Other brands I've helped out by wearing their clothes and supporting them, but this one is actual financial investment and bringing in a team to help him him so that he could get on with actual designing. It's a tricky challenge, but I still think the shoe market is very open and there is room for another brand that takes on the luxury labels, but prices it much more sensibly.
What is special about David Preston's designs?
They're handmade in Italy and Spain. Ours are much more European in design, but we take inspiration from The Beatles and The Rolling Stones. His Chelsea boots are a staple and we will expand that a lot more. It's a traditional Chelsea boot, but really comfortable and made from calf leather. But he's mixing materials like suedes and leathers, and colours. The difference is, we're taking on Saint Laurent, Lanvin and Tom Ford, but pricing it much lower.
If you want longevity, you have to be clever about it. If not, you'll be around for a few years, but you're not going to last that long.
You've appeared in various stages of undress in some campaigns. What do you think about people who say you should cover up more as you get older?
I think people talk about age in a critical manner and use it as an insult. And I think that's wrong at the end of the day. No I won't be underwear modelling for much longer. But it's not a matter of it being classy or not. It's about giving other people a chance. With my underwear campaigns, I would like the new faces of the industry to come in.
How has the modelling scene changed since you started and how do you stay relevant?
The competition since about 2008 or so hasn't been other models, it's been the movie stars. I was an unknown then, doing a brand new fragrance, but if you think of other fragrances, now you've got Brad Pitt for Chanel and Johnny Depp for Dior Sauvage. Hugo Boss has changed several times with different actors.
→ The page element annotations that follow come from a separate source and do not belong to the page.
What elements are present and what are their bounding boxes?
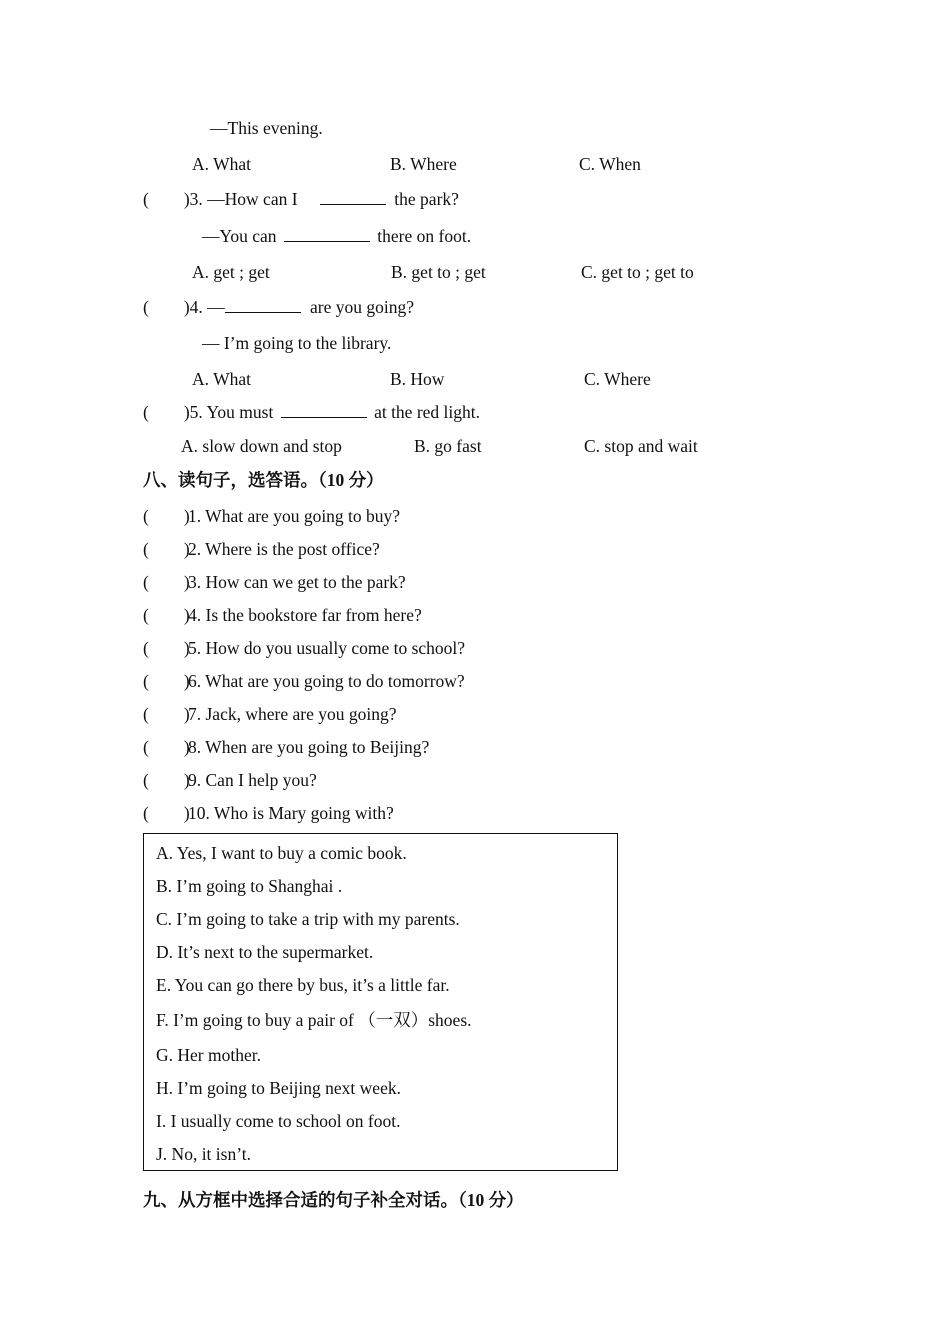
section9-heading: 九、从方框中选择合适的句子补全对话。（10 分） [143, 1190, 524, 1210]
s8-q1-text: 1. What are you going to buy? [188, 506, 401, 526]
q4-option-c: C. Where [584, 369, 651, 389]
q4-option-b: B. How [390, 369, 445, 389]
answer-h: H. I’m going to Beijing next week. [156, 1078, 401, 1098]
q4-question-pre: — [207, 297, 225, 317]
answer-f: F. I’m going to buy a pair of （一双）shoes. [156, 1010, 472, 1030]
answer-e: E. You can go there by bus, it’s a little far. [156, 975, 450, 995]
q3-question-line [143, 188, 459, 210]
answer-d: D. It’s next to the supermarket. [156, 942, 374, 962]
s8-q9-text: 9. Can I help you? [188, 770, 317, 790]
answer-j: J. No, it isn’t. [156, 1144, 251, 1164]
q5-question-line [143, 401, 480, 423]
s8-q10-text: 10. Who is Mary going with? [188, 803, 394, 823]
answer-a: A. Yes, I want to buy a comic book. [156, 843, 407, 863]
q3-question-post: the park? [394, 189, 459, 209]
q3-answer-line [202, 225, 471, 247]
q3-blank-2[interactable] [284, 225, 370, 242]
q5-question-pre: You must [206, 402, 274, 422]
q4-option-a: A. What [192, 369, 251, 389]
q3-option-a: A. get ; get [192, 262, 270, 282]
s8-q6-text: 6. What are you going to do tomorrow? [188, 671, 465, 691]
q5-option-a: A. slow down and stop [181, 436, 342, 456]
answer-c: C. I’m going to take a trip with my parents. [156, 909, 460, 929]
s8-q4-paren[interactable]: ( ) [143, 605, 190, 625]
s8-q2-text: 2. Where is the post office? [188, 539, 380, 559]
answer-g: G. Her mother. [156, 1045, 261, 1065]
answer-i: I. I usually come to school on foot. [156, 1111, 401, 1131]
q4-blank[interactable] [225, 296, 301, 313]
answer-b: B. I’m going to Shanghai . [156, 876, 343, 896]
q5-question-post: at the red light. [374, 402, 481, 422]
s8-q7-paren[interactable]: ( ) [143, 704, 190, 724]
q3-option-c: C. get to ; get to [581, 262, 694, 282]
q4-answer-line: — I’m going to the library. [202, 333, 392, 353]
s8-q3-text: 3. How can we get to the park? [188, 572, 406, 592]
q3-answer-post: there on foot. [377, 226, 472, 246]
s8-q9-paren[interactable]: ( ) [143, 770, 190, 790]
q4-question-post: are you going? [310, 297, 415, 317]
s8-q3-paren[interactable]: ( ) [143, 572, 190, 592]
s8-q1-paren[interactable]: ( ) [143, 506, 190, 526]
q5-option-c: C. stop and wait [584, 436, 698, 456]
q4-question-line [143, 296, 414, 318]
s8-q8-text: 8. When are you going to Beijing? [188, 737, 430, 757]
s8-q4-text: 4. Is the bookstore far from here? [188, 605, 422, 625]
q4-paren: ( )4. [143, 297, 203, 317]
answer-box [143, 833, 618, 1171]
q3-answer-pre: —You can [202, 226, 277, 246]
q3-paren: ( )3. [143, 189, 203, 209]
q5-option-b: B. go fast [414, 436, 482, 456]
s8-q5-paren[interactable]: ( ) [143, 638, 190, 658]
s8-q6-paren[interactable]: ( ) [143, 671, 190, 691]
q3-question-pre: —How can I [207, 189, 298, 209]
q3-blank-1[interactable] [320, 188, 386, 205]
s8-q2-paren[interactable]: ( ) [143, 539, 190, 559]
q3-option-b: B. get to ; get [391, 262, 486, 282]
q5-blank[interactable] [281, 401, 367, 418]
s8-q5-text: 5. How do you usually come to school? [188, 638, 466, 658]
q2-answer-line: —This evening. [210, 118, 323, 138]
q2-option-b: B. Where [390, 154, 457, 174]
q2-option-c: C. When [579, 154, 641, 174]
s8-q7-text: 7. Jack, where are you going? [188, 704, 397, 724]
s8-q8-paren[interactable]: ( ) [143, 737, 190, 757]
s8-q10-paren[interactable]: ( ) [143, 803, 190, 823]
section8-heading: 八、读句子，选答语。（10 分） [143, 470, 384, 490]
q5-paren: ( )5. [143, 402, 203, 422]
q2-option-a: A. What [192, 154, 251, 174]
So it's the actors who you're up against, more than the other male models. So they are the competition.
It's not about staying relevant, it's about branding yourself and bringing something to a campaign. I am very loyal to the brands that I work with, but now I deal mainly with my own stuff — like the David Gandy brand and the brands that I work with — that's who I use my image for.
Light Blue is completely and utterly different — but there are not many fragrances that are going on for nearly ten years with the same imagery and the same guy. But it's still working. We've won 40 awards and we're still one of the top-selling fragrances in the world. Why people don't look at that and replicate the formula, I have no idea! They try and change it and bring in new Hollywood stars, if that works, it works. But for us, this formula has worked very well.
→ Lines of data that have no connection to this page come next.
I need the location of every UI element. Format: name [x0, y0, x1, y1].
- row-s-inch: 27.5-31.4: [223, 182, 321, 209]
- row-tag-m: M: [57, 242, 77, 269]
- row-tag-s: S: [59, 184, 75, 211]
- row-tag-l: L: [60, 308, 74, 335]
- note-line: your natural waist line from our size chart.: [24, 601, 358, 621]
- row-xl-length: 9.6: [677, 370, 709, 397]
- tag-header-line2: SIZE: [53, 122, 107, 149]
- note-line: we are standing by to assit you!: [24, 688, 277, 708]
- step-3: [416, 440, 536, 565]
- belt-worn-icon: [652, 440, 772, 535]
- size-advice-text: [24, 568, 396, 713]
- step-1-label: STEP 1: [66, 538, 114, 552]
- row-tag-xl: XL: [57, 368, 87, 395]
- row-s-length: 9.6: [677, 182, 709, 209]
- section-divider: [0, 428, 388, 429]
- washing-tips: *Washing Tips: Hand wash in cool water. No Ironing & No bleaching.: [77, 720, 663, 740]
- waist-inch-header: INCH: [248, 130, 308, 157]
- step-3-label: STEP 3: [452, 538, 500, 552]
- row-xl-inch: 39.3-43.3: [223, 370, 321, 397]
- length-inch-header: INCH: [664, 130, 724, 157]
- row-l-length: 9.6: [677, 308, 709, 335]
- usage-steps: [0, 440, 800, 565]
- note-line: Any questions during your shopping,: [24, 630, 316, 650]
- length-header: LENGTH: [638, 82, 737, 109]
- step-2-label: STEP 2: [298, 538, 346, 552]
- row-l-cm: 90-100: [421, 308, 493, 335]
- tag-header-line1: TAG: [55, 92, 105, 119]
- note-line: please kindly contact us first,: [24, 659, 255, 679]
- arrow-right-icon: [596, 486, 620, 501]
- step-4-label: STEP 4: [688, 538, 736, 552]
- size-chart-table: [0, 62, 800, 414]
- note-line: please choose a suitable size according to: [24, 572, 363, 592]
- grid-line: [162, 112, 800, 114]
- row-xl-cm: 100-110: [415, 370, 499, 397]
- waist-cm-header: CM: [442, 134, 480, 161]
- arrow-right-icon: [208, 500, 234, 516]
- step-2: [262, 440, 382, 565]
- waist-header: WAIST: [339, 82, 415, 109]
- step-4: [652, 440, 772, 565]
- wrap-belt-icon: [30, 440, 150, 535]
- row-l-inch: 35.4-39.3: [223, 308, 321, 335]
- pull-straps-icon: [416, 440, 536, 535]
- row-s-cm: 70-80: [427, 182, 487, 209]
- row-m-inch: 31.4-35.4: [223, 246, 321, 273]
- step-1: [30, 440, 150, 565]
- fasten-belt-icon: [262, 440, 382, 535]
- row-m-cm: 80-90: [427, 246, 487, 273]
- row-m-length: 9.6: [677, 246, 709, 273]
What makes a model have a decades-long career?
Brains probably. The two that come to mind, who have come back stronger are Christy Turlington and Cindy Crawford. They went away, had families and did charity work, but they've come back and are still at the top of their game. Really it's about keeping things very exclusive and both women are the definition of class.
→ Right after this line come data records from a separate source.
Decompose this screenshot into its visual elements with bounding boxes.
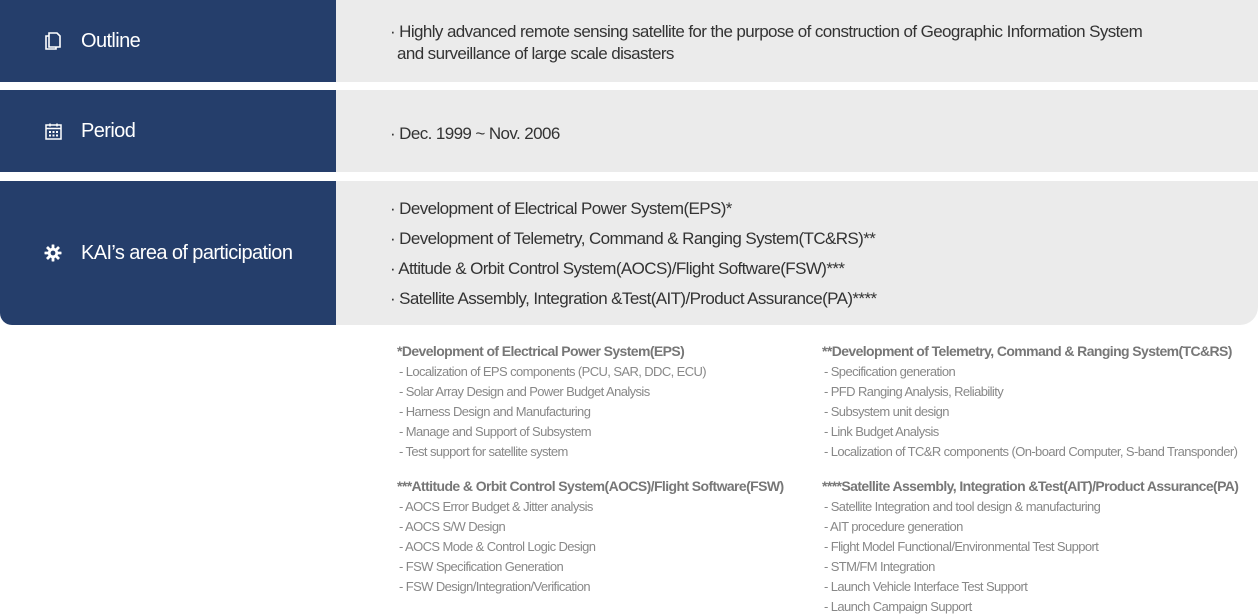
area-label: KAI’s area of participation [81,241,293,264]
gear-icon [44,244,62,262]
note-item: - STM/FM Integration [824,559,935,574]
note-item: - Launch Campaign Support [824,599,972,614]
note-item: - FSW Specification Generation [399,559,564,574]
note-item: - Test support for satellite system [399,444,568,459]
note-eps [397,342,706,462]
note-item: - AOCS Mode & Control Logic Design [399,539,596,554]
area-item: · Development of Electrical Power System(EPS)* [390,199,732,218]
note-aocs [397,477,784,597]
document-icon [44,32,62,50]
note-item: - AOCS Error Budget & Jitter analysis [399,499,593,514]
outline-content-cell [336,0,1258,82]
note-item: - AIT procedure generation [824,519,963,534]
period-content-cell [336,90,1258,172]
note-item: - PFD Ranging Analysis, Reliability [824,384,1004,399]
note-title: *Development of Electrical Power System(EPS) [397,343,685,359]
outline-text-line2: and surveillance of large scale disasters [397,44,674,63]
note-item: - Localization of TC&R components (On-board Computer, S-band Transponder) [824,444,1238,459]
area-item: · Attitude & Orbit Control System(AOCS)/Flight Software(FSW)*** [390,259,845,278]
outline-row [0,0,1258,82]
note-item: - Launch Vehicle Interface Test Support [824,579,1028,594]
period-label: Period [81,119,136,142]
area-content-cell [336,181,1258,325]
note-item: - Solar Array Design and Power Budget Analysis [399,384,650,399]
period-text: · Dec. 1999 ~ Nov. 2006 [390,124,560,143]
note-title: ***Attitude & Orbit Control System(AOCS)/Flight Software(FSW) [397,478,784,494]
outline-text-line1: · Highly advanced remote sensing satellite for the purpose of construction of Geographic Information System [390,22,1143,41]
note-title: ****Satellite Assembly, Integration &Test(AIT)/Product Assurance(PA) [822,478,1239,494]
note-item: - Subsystem unit design [824,404,949,419]
note-tcrs [822,342,1237,462]
area-item: · Satellite Assembly, Integration &Test(AIT)/Product Assurance(PA)**** [390,289,877,308]
note-item: - Harness Design and Manufacturing [399,404,591,419]
note-title: **Development of Telemetry, Command & Ranging System(TC&RS) [822,343,1232,359]
calendar-icon [44,122,62,140]
note-item: - Satellite Integration and tool design & manufacturing [824,499,1101,514]
note-item: - Specification generation [824,364,956,379]
area-label-cell [0,181,336,325]
note-item: - Localization of EPS components (PCU, SAR, DDC, ECU) [399,364,707,379]
note-ait [822,477,1238,615]
area-list [390,198,876,318]
outline-text [390,21,1210,65]
note-item: - Link Budget Analysis [824,424,939,439]
note-item: - Manage and Support of Subsystem [399,424,591,439]
area-item: · Development of Telemetry, Command & Ranging System(TC&RS)** [390,229,876,248]
period-label-cell [0,90,336,172]
area-row [0,181,1258,325]
period-row [0,90,1258,172]
note-item: - AOCS S/W Design [399,519,506,534]
note-item: - FSW Design/Integration/Verification [399,579,590,594]
outline-label-cell [0,0,336,82]
note-item: - Flight Model Functional/Environmental Test Support [824,539,1099,554]
outline-label: Outline [81,29,141,52]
I've worked with Christy Turlington and she did not turn up with an entourage or a huge team, it was just her. Both women were very quiet and very humble and very lovely. Well I learned a lot from them and I think other people should too. It's running your brand as a business and not just being floaty and working with every brand and doing every campaign. If you want longevity, you have to be clever about it. If not, you'll be around for a few years, but you're not going to last that long.